Le personnage de Jeanne jouée par Eve Landry (à droite)

Trop violent, Unité 9?

CHRONIQUE / L’épisode particulièrement violent d’Unité 9 de mardi dernier a fait beaucoup réagir sur les réseaux sociaux. D’ailleurs, si vous ne l’avez pas vu, ne pas lire ce qui suit. Plusieurs ont jugé la violence de certaines scènes excessive, entre autres celle d’un double viol dont a été victime le personnage de Jeanne (Eve Landry). Des images crues qui ont choqué.

L’auteure Danielle Trottier s’attendait à des réactions, mais justifie sa décision. «Ma job, c’est de prendre des risques. Ce risque-là, je l’ai pris pour les victimes d’abus sexuels», dit-elle. L’auteure a voulu dépeindre cette cruelle réalité, ayant rencontré elle-même plusieurs victimes. «Je savais bien que je touchais à quelque chose de sensible, mais je savais aussi que c’était un sujet trop important. Il faut que ces femmes, qui sont des survivantes, sachent qu’elles ne sont pas seules à vivre ces situations.»

Dans d’autres scènes, elle souhaitait aussi donner une voix aux femmes autochtones, avec le personnage d’Eyota Standing Bear, joué par Natasha Kanapé Fontaine. Lors d’une scène de fouille à nu, presque insoutenable, la caméra s’est attardée sur les inscriptions «Fuck Door», tatouées sur le corps de la nouvelle détenue, terrifiée.

Au moment d’écrire ces lignes, Radio-Canada avait reçu 33 plaintes et commentaires, tous négatifs, de téléspectateurs. Aux communications, on juge que la scène en question n’était pas gratuite, étant donné qu’Unité 9 se déroule dans un milieu de vie difficile. On précise aussi qu’on verra comment Jeanne survivra à cet abus dans la deuxième portion de saison, dès janvier. Notons que des avertissements sont apparus au retour des pauses publicitaires, de même qu’une pastille indiquant que l’épisode s’adressait aux 16 ans et plus.

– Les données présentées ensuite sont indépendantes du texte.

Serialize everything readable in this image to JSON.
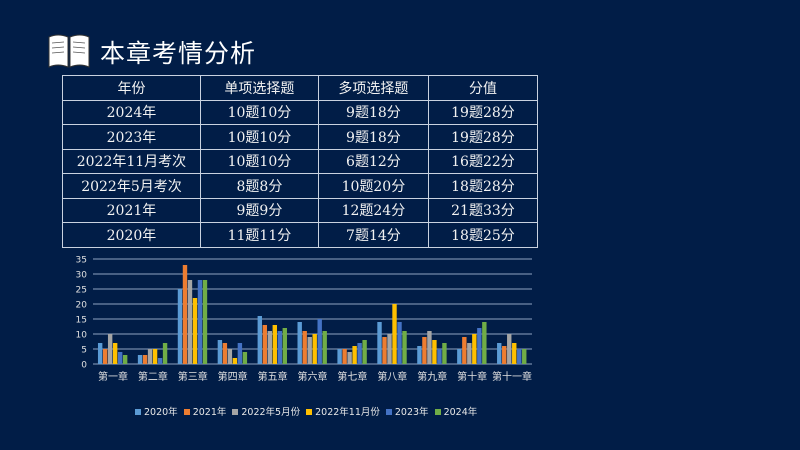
{
  "header": {
    "title": "本章考情分析",
    "icon": "open-book-icon"
  },
  "table": {
    "headers": [
      "年份",
      "单项选择题",
      "多项选择题",
      "分值"
    ],
    "rows": [
      [
        "2024年",
        "10题10分",
        "9题18分",
        "19题28分"
      ],
      [
        "2023年",
        "10题10分",
        "9题18分",
        "19题28分"
      ],
      [
        "2022年11月考次",
        "10题10分",
        "6题12分",
        "16题22分"
      ],
      [
        "2022年5月考次",
        "8题8分",
        "10题20分",
        "18题28分"
      ],
      [
        "2021年",
        "9题9分",
        "12题24分",
        "21题33分"
      ],
      [
        "2020年",
        "11题11分",
        "7题14分",
        "18题25分"
      ]
    ]
  },
  "chart_data": {
    "type": "bar",
    "categories": [
      "第一章",
      "第二章",
      "第三章",
      "第四章",
      "第五章",
      "第六章",
      "第七章",
      "第八章",
      "第九章",
      "第十章",
      "第十一章"
    ],
    "ylim": [
      0,
      35
    ],
    "yticks": [
      "0",
      "5",
      "10",
      "15",
      "20",
      "25",
      "30",
      "35"
    ],
    "grid": true,
    "legend_position": "bottom",
    "series": [
      {
        "name": "2020年",
        "color": "#5b9bd5",
        "values": [
          7,
          3,
          25,
          8,
          16,
          14,
          5,
          14,
          6,
          5,
          7
        ]
      },
      {
        "name": "2021年",
        "color": "#ed7d31",
        "values": [
          5,
          3,
          33,
          7,
          13,
          11,
          5,
          9,
          9,
          9,
          6
        ]
      },
      {
        "name": "2022年5月份",
        "color": "#a5a5a5",
        "values": [
          10,
          5,
          28,
          5,
          11,
          9,
          4,
          10,
          11,
          7,
          10
        ]
      },
      {
        "name": "2022年11月份",
        "color": "#ffc000",
        "values": [
          7,
          5,
          22,
          2,
          13,
          10,
          6,
          20,
          8,
          10,
          7
        ]
      },
      {
        "name": "2023年",
        "color": "#4472c4",
        "values": [
          4,
          2,
          28,
          7,
          11,
          15,
          7,
          14,
          5,
          12,
          5
        ]
      },
      {
        "name": "2024年",
        "color": "#70ad47",
        "values": [
          3,
          7,
          28,
          4,
          12,
          11,
          8,
          11,
          7,
          14,
          5
        ]
      }
    ]
  }
}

APPARENCES ADAPTÉE EN FRANCE

Au tour des Français de chercher Manon : le tournage d’une adaptation d’Apparences, la série de Serge Boucher, commence là-bas la semaine prochaine. L’œuvre sera diffusée au cours de l’automne prochain sur la chaîne France 3 et produite chez Samka Productions. Voilà quatre années que la maison de production Pixcom planchait sur ce projet, qui a d’abord été développé par TF1 avant d’être repris par France Télévisions. Pour la France, les 10 épisodes seront réduits à six, mais la série reprend sensiblement la même histoire, celle d’une actrice populaire dont la sœur jumelle, Manon, disparaît mystérieusement. Le rôle de Nathalie, joué ici par Geneviève Brouillette, est attribué en France à l’actrice belge Helena Noguerra, aussi chanteuse et romancière, d’origine portugaise. Comme pour l’œuvre de Michel Tremblay, l’écriture de Serge Boucher semble universelle. «Les drames familiaux fonctionnent partout à travers la planète», remarque le président de Pixcom, Nicola Merola. Trois auteurs signent l’adaptation en France. Par ailleurs, la série Vertige, également de Pixcom, intéresse aussi les Français. Une version doublée de l’œuvre québécoise a été diffusée en Espagne il y a quelques mois. Chez nous, la série mettant en vedette Fanny Mallette avait été présentée à Séries+.